Mayflyoff · 02/04/2025 18:34

It was a bit mixed for me. I was rubbish at all of it. But I liked netball, though there was no opportunity to play any extra as I wasn't good enough to get on team. I thought lacrosse was a ridiculous sport, with someone hitting your stick with theirs really close to your head. No helmets or mouthguards back then. I hated the knickers we wore for athletics. It was a girls school, but no one had ever thought of what it was like to wear them when you had your period. One teacher opened the pool for me after school to swim, which was really lovely and made me think she didn't just care about the sporty kids.

It is interesting to see what has and hasn't changed. I wonder how much thought teachers give to the kids who aren't sporty or don't like sport. My DDs aren't great at sport. DD1's school groups them by ability, but then give the worst facilities and biggest groups to the least able. You wouldn't do that with a maths class, so I'm not sure why it's OK for PE. They also mix the best and worst groups at the end of term "for a fun session", which apparently neither group appreciates.

SirChenjins · 02/04/2025 18:40

Primary school - yes.

Secondary school - not much.

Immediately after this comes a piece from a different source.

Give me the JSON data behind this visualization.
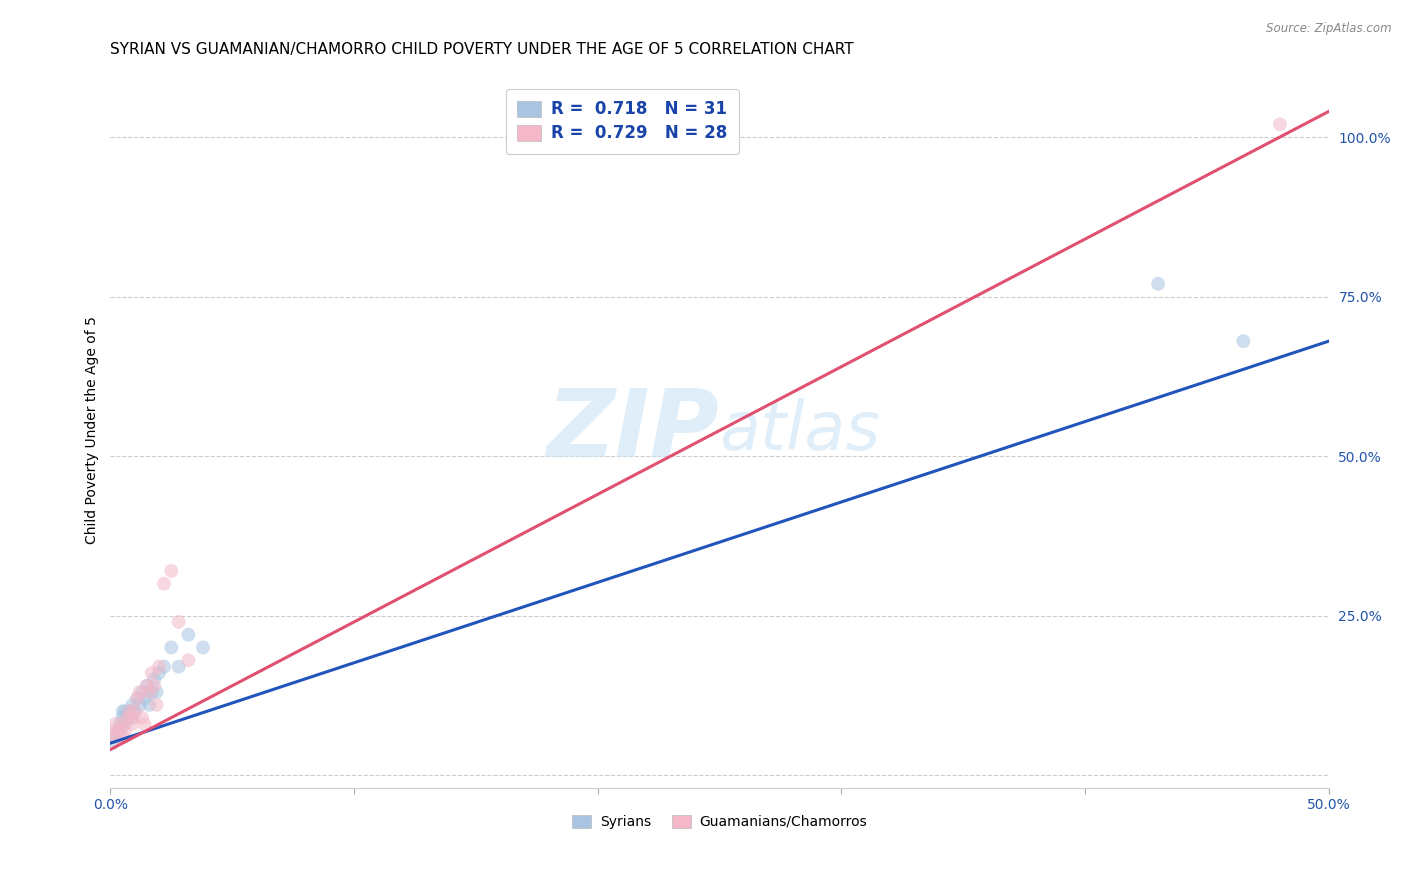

The non-competitive stuff was ok, but I could not be arsed with the competitive stuff, or running about a hockey field in the freezing cold. The girls who did like that were usually much taller than me and got far too excited by it all.

AmyFFismyhomegirl · 02/04/2025 18:44

Hmmm. Not sure there's no humiliation in other classes tbh. I remember end of term exam rests being posted on boards. I remember being berated in maths class bc I just didn't get it. Also hated art class when I was routinely humiliated for complete lack of any ability. And even worse when art was added into other subjects randomly like history which I was great at...not so much when we had to do posters etc!

Basically you remember what you were bad at and what you were great at. And you always feel that everyone else noticed what you were rubbish at. It's probably worse when you're bad at something academic and deemed essential, eg when you can't get onto a vocational course at college bc you've failed your maths or English gcse.